El
desarrollo social, indisolublemente interconectado con la tecnología, genera formas y contenidos de forma incesante, así como los medios
para lograrlo. Antes que se inventase la imprenta, la palabra y otras escasas
formas de escritura muy individualizadas, mantenían a
niveles muy reducidos la difusión de ideas, la creación de estados de opinión, la posibilidad de
discutir y formar criterios masivos, que con un nivel de escolaridad muy
reducido y una educación muy poco generalizada,
mantenían en niveles casi inexistentes la creación y difusión de ideas y opiniones. Desde la imprenta hasta el internet, la generación de ideas, opiniones sociales, políticas, técnicas, profesionales, científicas, religiosas se ha
visto multiplicada por cantidades antes impensables.
Estas
formas novedosas de emisión, transmisión y difusión de opiniones y criterios han generado una creciente democratización de ese proceso social de creación y difusión de las
ideas y opiniones. Cualquier persona con acceso a un teléfono inteligente, una
tableta o una computadora personal puede acceder a esa posibilidad de expresar
su opinión o creencia para el mundo y ser leído y/o escuchado potencialmente
por enormes volúmenes de personas, en diversas partes del mundo. Como un
lamentable proceso contrario, ha surgido una forma de censura, ejercida por los
mismos que se supone promuevan la libertad de expresión: los creadores de esos
instrumentos en su penúltima generación: los dueños y operadores de las
llamadas redes sociales, como siempre, interesados en sostener un solo tipo de
opinión política, social y económica: la que les beneficia material y
políticamente. Por una parte promueven
el uso universal y libre de esas herramientas, pero imponiendo censurar,
suprimir y castigar a aquellos que opinen en forma distinta a sus intereses de
grupo, partido político y religión.
Los partidos políticos, que nacieron para
difundir, defender y establecer la primacía de la ideología, la economía, el
orden social y las creencias religiosas del grupo que los controla, se han
visto desbordados en su otrora exclusivas herramientas de influencia: la
palabra, la prensa, escrita, radiada y televisada, la publicación de libros,
artículos, columnas escritas en la prensa, programas de radio y televisión y
otros medios de influencia masiva en la opinión pública, que requieren un
financiamiento que solo puede ser logrado por esos grupos de presión llamados
partidos políticos y formas similares de asociación, como instituciones sin
fines de lucro, de estudios sociales, y otras muchas, que existen porque hay
quienes pagan sus enormes gastos de existencia para poder llevar ese interesado
mensaje a la opinión pública.
No ha tardado el surgimiento de un
nuevo actor en la proposición de ideas, opiniones e intereses: el denominado influencer,
youtuber, bloguero, dependiendo de cómo se identifica a sí mismo. Una
nueva especie de actor público, una especie de mutación del político clásico en
cuanto a que es un promotor de actitudes, un nuevo informador crítico de la
actualidad, como debían ser los periodistas que no sean simples agentes de
influencia de los propietarios de los medios para quiénes trabajan, un analista
de la época histórica que se vive, un
nuevo tipo de líder que actúa por sus convicciones y que resulta seguido por
cantidades de personas, muchas veces con la admiración, el respeto y la
disciplina de que carecen los supuestos profesionales de la opinión: los políticos
y los periodistas. Políticos sin partido – al menos no siempre confesados- y
periodistas sin periódico. El deterioro de la política y el periodismo
profesionales, muchas veces convertidos en el contrario de lo que debían ser,
es una fuente fundamental de este fenómeno.
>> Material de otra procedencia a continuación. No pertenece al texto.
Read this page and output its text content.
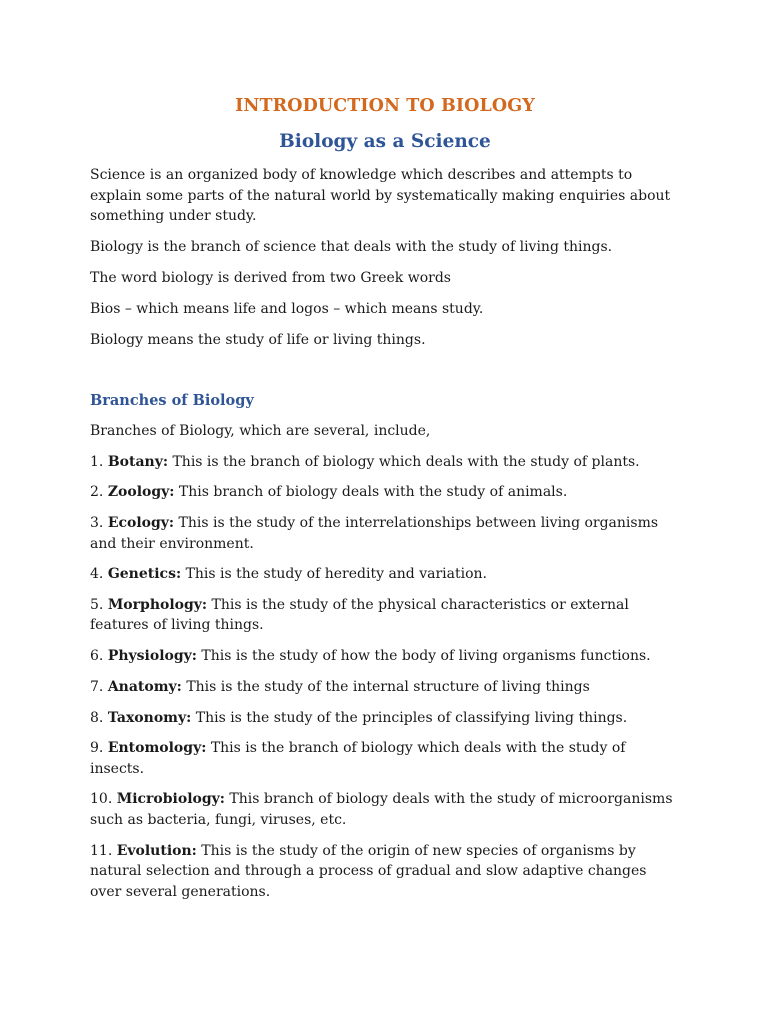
INTRODUCTION TO BIOLOGY
Biology as a Science

Science is an organized body of knowledge which describes and attempts to explain some parts of the natural world by systematically making enquiries about something under study.

Biology is the branch of science that deals with the study of living things.

The word biology is derived from two Greek words

Bios – which means life and logos – which means study.

Biology means the study of life or living things.

Branches of Biology

Branches of Biology, which are several, include,

1. Botany: This is the branch of biology which deals with the study of plants.
2. Zoology: This branch of biology deals with the study of animals.
3. Ecology: This is the study of the interrelationships between living organisms and their environment.
4. Genetics: This is the study of heredity and variation.
5. Morphology: This is the study of the physical characteristics or external features of living things.
6. Physiology: This is the study of how the body of living organisms functions.
7. Anatomy: This is the study of the internal structure of living things
8. Taxonomy: This is the study of the principles of classifying living things.
9. Entomology: This is the branch of biology which deals with the study of insects.
10. Microbiology: This branch of biology deals with the study of microorganisms such as bacteria, fungi, viruses, etc.
11. Evolution: This is the study of the origin of new species of organisms by natural selection and through a process of gradual and slow adaptive changes over several generations.
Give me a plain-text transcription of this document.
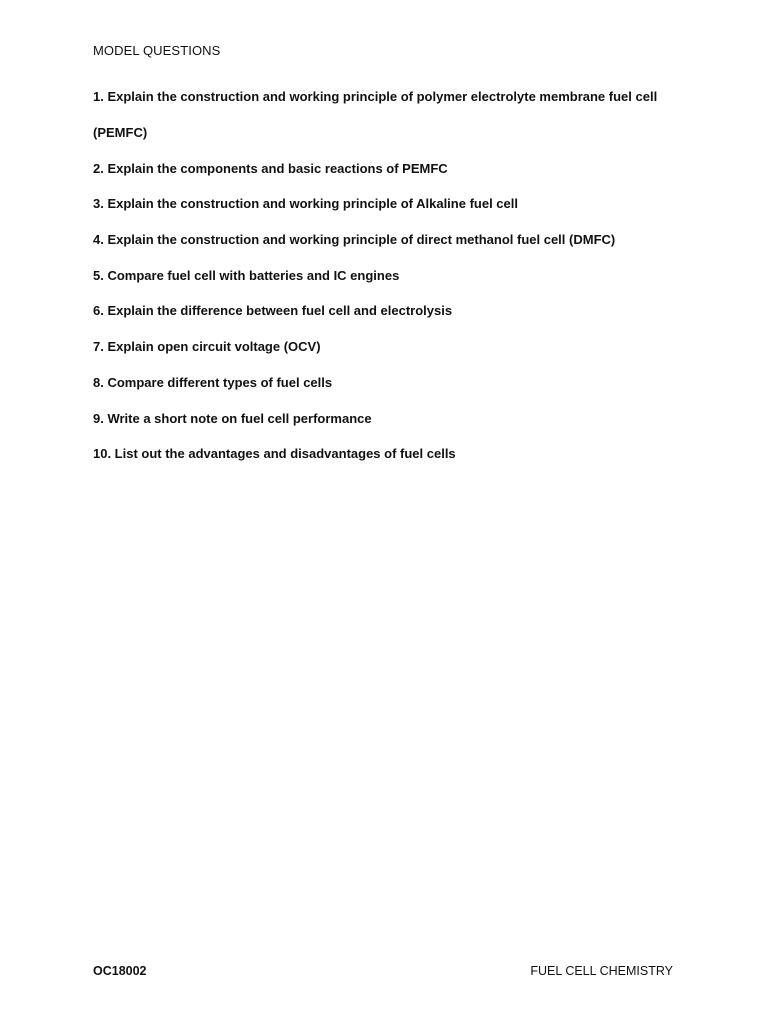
MODEL QUESTIONS
1. Explain the construction and working principle of polymer electrolyte membrane fuel cell
(PEMFC)
2. Explain the components and basic reactions of PEMFC
3. Explain the construction and working principle of Alkaline fuel cell
4. Explain the construction and working principle of direct methanol fuel cell (DMFC)
5. Compare fuel cell with batteries and IC engines
6. Explain the difference between fuel cell and electrolysis
7. Explain open circuit voltage (OCV)
8. Compare different types of fuel cells
9. Write a short note on fuel cell performance
10. List out the advantages and disadvantages of fuel cells
OC18002	FUEL CELL CHEMISTRY
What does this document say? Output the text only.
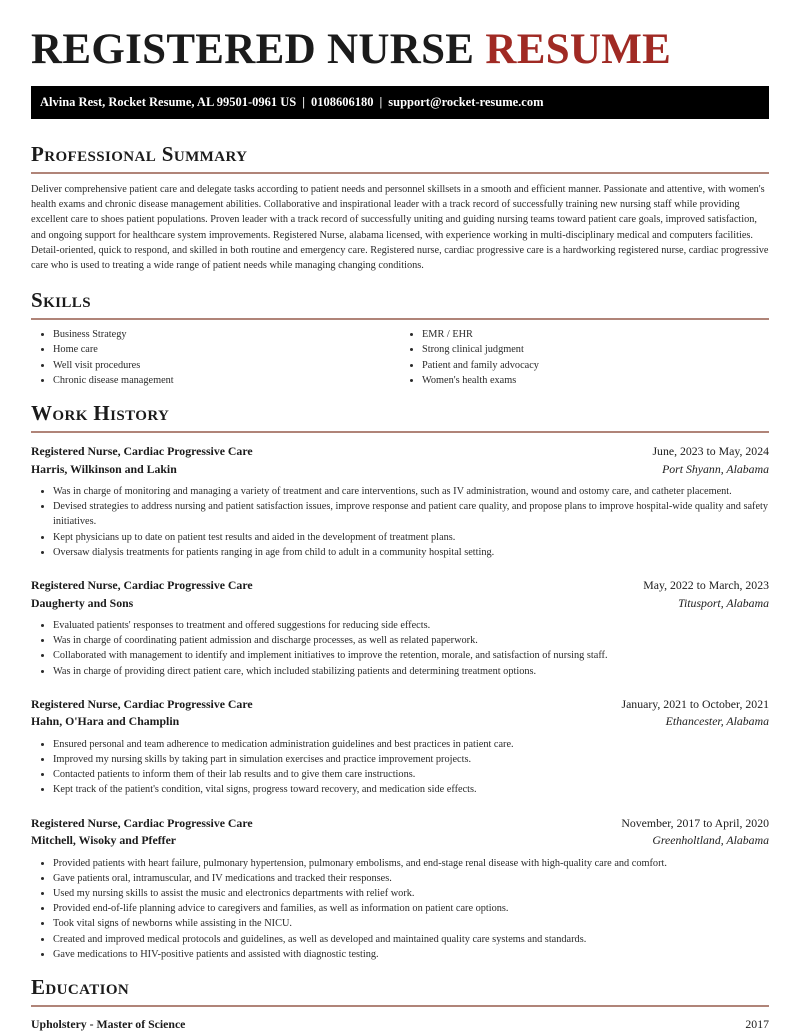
REGISTERED NURSE RESUME
Alvina Rest, Rocket Resume, AL 99501-0961 US | 0108606180 | support@rocket-resume.com
Professional Summary

Deliver comprehensive patient care and delegate tasks according to patient needs and personnel skillsets in a smooth and efficient manner. Passionate and attentive, with women's health exams and chronic disease management abilities. Collaborative and inspirational leader with a track record of successfully training new nursing staff while providing excellent care to shoes patient populations. Proven leader with a track record of successfully uniting and guiding nursing teams toward patient care goals, improved satisfaction, and ongoing support for healthcare system improvements. Registered Nurse, alabama licensed, with experience working in multi-disciplinary medical and computers facilities. Detail-oriented, quick to respond, and skilled in both routine and emergency care. Registered nurse, cardiac progressive care is a hardworking registered nurse, cardiac progressive care who is used to treating a wide range of patient needs while managing changing conditions.

Skills
• Business Strategy
• Home care
• Well visit procedures
• Chronic disease management
• EMR / EHR
• Strong clinical judgment
• Patient and family advocacy
• Women's health exams
Work History
Registered Nurse, Cardiac Progressive Care	June, 2023 to May, 2024
Harris, Wilkinson and Lakin	Port Shyann, Alabama
• Was in charge of monitoring and managing a variety of treatment and care interventions, such as IV administration, wound and ostomy care, and catheter placement.
• Devised strategies to address nursing and patient satisfaction issues, improve response and patient care quality, and propose plans to improve hospital-wide quality and safety initiatives.
• Kept physicians up to date on patient test results and aided in the development of treatment plans.
• Oversaw dialysis treatments for patients ranging in age from child to adult in a community hospital setting.
Registered Nurse, Cardiac Progressive Care	May, 2022 to March, 2023
Daugherty and Sons	Titusport, Alabama
• Evaluated patients' responses to treatment and offered suggestions for reducing side effects.
• Was in charge of coordinating patient admission and discharge processes, as well as related paperwork.
• Collaborated with management to identify and implement initiatives to improve the retention, morale, and satisfaction of nursing staff.
• Was in charge of providing direct patient care, which included stabilizing patients and determining treatment options.
Registered Nurse, Cardiac Progressive Care	January, 2021 to October, 2021
Hahn, O'Hara and Champlin	Ethancester, Alabama
• Ensured personal and team adherence to medication administration guidelines and best practices in patient care.
• Improved my nursing skills by taking part in simulation exercises and practice improvement projects.
• Contacted patients to inform them of their lab results and to give them care instructions.
• Kept track of the patient's condition, vital signs, progress toward recovery, and medication side effects.
Registered Nurse, Cardiac Progressive Care	November, 2017 to April, 2020
Mitchell, Wisoky and Pfeffer	Greenholtland, Alabama
• Provided patients with heart failure, pulmonary hypertension, pulmonary embolisms, and end-stage renal disease with high-quality care and comfort.
• Gave patients oral, intramuscular, and IV medications and tracked their responses.
• Used my nursing skills to assist the music and electronics departments with relief work.
• Provided end-of-life planning advice to caregivers and families, as well as information on patient care options.
• Took vital signs of newborns while assisting in the NICU.
• Created and improved medical protocols and guidelines, as well as developed and maintained quality care systems and standards.
• Gave medications to HIV-positive patients and assisted with diagnostic testing.
Education
Upholstery - Master of Science	2017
El político, supuestamente
representante de un grupo poblacional no deja de ser partidista y antepone los
intereses, la política y los objetivos de su partido político a los de la
población que se supone representar. El periodista trabaja en un medio que le
contrata, paga y sirve y escribe e informa generalmente lo que
interesa a sus empleadores y no a sus lectores, oyentes o televidentes.
La democracia representativa en la que
se supone que vivamos generó al político porque la población no podía físicamente
estar presente en la toma de decisiones públicas y exponer y debatir sus
opiniones por razones prácticas de territorialidad, número y dedicación. Pero
al igual que la tecnología ha hecho surgir esas nuevas formas de política y
periodismo, a la que física e inmediatamente permite participar, es posible que
se esté generando ante nuestros propios ojos nuevas maneras de ejercer la
democracia, a tono con las posibilidades actuales y manera democrática y
verdaderamente participativa de erradicar la corrupción que nace de la propia
existencia de élites partidistas y gubernamentales que en vez de servir a la
población, se sirve de ella para imponer sus intereses y abrogarse el derecho a
dirigir
a las masas en vez de servirlas. Esa es la verdadera diferencia entre
la democracia representativa y las otras formas de gobierno: El gobierno es
para servir al pueblo y no para dirigirlo, que es siempre una forma de tiranía.